She knew she was ready to leave the US the moment she retired in 2022. For a long time she thought it would be Mexico. Then Ecuador. Then Panama. She researched all three.
But the more she thought about it, the more she realized where she really wanted to be was Europe. Renée loves the culture, the history, and the ability to travel freely across borders.
In 2016, she attended a conference in Portugal’s Algarve region and everything shifted. She fell in love with the coast. Ferragudo, Lagos, Tavira, Vila Real.
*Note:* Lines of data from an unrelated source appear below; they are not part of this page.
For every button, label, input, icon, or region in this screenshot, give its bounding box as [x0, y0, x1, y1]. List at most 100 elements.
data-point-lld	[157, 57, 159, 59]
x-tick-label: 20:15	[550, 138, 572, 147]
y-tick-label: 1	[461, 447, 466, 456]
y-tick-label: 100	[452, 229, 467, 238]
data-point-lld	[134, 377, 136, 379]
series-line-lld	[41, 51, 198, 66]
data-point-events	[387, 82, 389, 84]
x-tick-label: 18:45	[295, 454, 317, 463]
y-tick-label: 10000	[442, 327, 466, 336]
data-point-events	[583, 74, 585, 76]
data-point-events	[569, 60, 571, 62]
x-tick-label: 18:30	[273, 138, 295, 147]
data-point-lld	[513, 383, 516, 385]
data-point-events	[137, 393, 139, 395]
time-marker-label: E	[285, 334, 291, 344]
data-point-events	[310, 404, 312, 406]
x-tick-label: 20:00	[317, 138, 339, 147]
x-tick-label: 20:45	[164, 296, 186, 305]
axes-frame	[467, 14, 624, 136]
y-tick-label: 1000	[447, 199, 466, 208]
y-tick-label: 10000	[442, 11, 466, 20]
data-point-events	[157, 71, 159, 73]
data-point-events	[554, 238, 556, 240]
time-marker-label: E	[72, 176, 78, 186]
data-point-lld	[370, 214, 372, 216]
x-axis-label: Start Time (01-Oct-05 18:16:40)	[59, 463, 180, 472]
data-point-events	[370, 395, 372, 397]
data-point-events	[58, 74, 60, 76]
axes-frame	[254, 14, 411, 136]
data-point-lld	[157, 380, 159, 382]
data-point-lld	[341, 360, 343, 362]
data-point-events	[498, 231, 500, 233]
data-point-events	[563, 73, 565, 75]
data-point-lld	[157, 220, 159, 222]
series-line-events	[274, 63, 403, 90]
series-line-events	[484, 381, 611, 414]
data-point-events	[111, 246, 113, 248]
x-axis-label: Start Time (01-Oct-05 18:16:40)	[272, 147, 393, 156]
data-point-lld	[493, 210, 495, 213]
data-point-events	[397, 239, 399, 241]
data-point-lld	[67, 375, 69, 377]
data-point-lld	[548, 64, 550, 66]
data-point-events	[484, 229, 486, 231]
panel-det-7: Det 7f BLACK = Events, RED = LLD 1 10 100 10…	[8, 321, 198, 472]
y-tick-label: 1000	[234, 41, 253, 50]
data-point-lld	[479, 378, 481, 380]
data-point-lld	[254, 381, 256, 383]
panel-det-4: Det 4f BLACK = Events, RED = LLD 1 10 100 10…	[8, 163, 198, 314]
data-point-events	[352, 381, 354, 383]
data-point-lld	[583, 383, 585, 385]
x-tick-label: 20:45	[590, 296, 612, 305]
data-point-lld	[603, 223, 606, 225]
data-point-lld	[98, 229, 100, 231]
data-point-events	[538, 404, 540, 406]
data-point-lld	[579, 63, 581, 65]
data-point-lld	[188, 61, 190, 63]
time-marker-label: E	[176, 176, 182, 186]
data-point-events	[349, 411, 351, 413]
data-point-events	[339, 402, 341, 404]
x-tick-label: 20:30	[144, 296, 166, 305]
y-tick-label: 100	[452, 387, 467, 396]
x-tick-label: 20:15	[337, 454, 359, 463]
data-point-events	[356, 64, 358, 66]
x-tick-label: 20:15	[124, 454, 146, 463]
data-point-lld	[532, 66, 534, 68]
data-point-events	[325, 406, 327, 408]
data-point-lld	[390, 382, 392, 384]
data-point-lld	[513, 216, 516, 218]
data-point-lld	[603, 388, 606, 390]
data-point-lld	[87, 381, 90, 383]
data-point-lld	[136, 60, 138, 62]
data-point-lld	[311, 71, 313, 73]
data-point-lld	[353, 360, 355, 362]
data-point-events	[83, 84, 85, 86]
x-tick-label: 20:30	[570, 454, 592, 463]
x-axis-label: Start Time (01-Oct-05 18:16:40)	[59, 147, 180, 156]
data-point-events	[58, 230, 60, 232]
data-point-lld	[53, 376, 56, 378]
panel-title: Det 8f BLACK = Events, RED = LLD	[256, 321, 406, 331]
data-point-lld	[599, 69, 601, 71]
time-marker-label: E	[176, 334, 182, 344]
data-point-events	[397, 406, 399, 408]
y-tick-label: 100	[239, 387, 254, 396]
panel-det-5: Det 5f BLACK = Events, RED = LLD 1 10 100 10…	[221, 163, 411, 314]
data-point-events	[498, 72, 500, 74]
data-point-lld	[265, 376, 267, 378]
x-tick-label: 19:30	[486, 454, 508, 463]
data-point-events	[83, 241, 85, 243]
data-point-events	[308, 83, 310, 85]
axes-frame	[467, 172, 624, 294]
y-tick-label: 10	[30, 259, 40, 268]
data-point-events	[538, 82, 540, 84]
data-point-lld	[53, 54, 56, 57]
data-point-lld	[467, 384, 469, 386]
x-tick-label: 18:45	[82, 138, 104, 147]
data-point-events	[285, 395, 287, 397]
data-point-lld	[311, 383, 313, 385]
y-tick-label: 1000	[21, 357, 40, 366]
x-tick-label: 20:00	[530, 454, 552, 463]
She came back to Portugal in 2022 and explored Setúbal and Lisbon. The decision was made. It would be Portugal.
But where exactly? The Algarve summers were too hot. Lisbon felt like too much city. Vila Real, which she’d loved, had gotten too expensive. So her relocation lawyer suggested somewhere she had never been before, Porto.
Renée gave her lawyer her non-negotiables. She needed an elevator. Health issues with her legs meant stairs were out. She wanted a balcony, AC/heat, a washer, a full-size fridge, and a one bedroom. It had to come at a price that worked on her Social Security budget. And it must allow dogs.
The apartment that checked every box was in Paranhos, a university neighborhood she knew nothing about. She didn’t choose the location; she chose the apartment. The neighborhood turned out to be a gift. It’s quiet and a wonderful place to land, but she has to take the metro to reach downtown.
In December of 2024, at 68 years old, Renée arrived in Porto with her dog, her suitcases, and no one waiting for her on the other end.
It was not seamless.
She got to her apartment and the water hadn’t been turned on.
The SIM card she first purchased turned out only to be good for one month, and she didn’t know to go to Vodafone for a proper plan. She couldn’t call cabs. More than once she stopped young women on the street and asked them to call her an Uber, and every single time, they did so without hesitation.
That’s the thing about Portugal. For every logistical headache you find yourself in, the country hands you a kindness you didn’t expect.
On one of her earlier visits, a stranger in the Algarve drove her to her hotel. She didn’t know the man but asked him where she could catch a cab, while lugging a suitcase.
“Hop in, I’ll drive you there,” he responded cheerily.
When Renée told her friend what happened her friend screeched, “you got into a car with a stranger? That’s crazy.”
But on the way to her hotel the man ran into his wife walking down the street and introduced the two. Portugal is safe in a way that’s difficult for most people, especially Americans, to comprehend.
In Porto, Renée started yoga classes and met people. She joined the group Internations. She made a good friend at IKEA, a Spanish woman she still sees regularly. I met Renée through YouTube.
She watched some of my videos and reached out to me. We’ve become very good friends because of it. Renée is a self-proclaimed introvert and her circle is small, but it’s genuine.
Her daily life is simple and full. She has no car. She takes Uber, Bolt, the metro, and buses, or she walks. Her neighborhood has everything within reach: supermarkets, a mall with a health food store and a bookstore, pharmacies, and restaurants that stay open late for the university students. For healthcare, she uses a wonderful concierge service called Serenity, to help her navigate the Portuguese system. She’s walked her dog at 2 a.m. and felt completely safe.
When friends back home hear about her life, they always say the same thing: You’re so brave. I could never do what you’re doing.
Renée flips it around every time.
“I couldn’t do what you’re doing, staying in one place. We’re not trees,” she says.
“I’ve always been a voracious reader. You travel to all these places in books and I wanted to go to those places. I wanted to actually smell the air and hear a different language. I wanted an adventure. I wanted to grow as a person.”
She pauses, then adds what might be the simplest and most convincing endorsement of all: “I have no regrets. I’m not crazy about the winter rain, but it’s better than the East Coast snow I left behind. And it’s a very small price to pay.”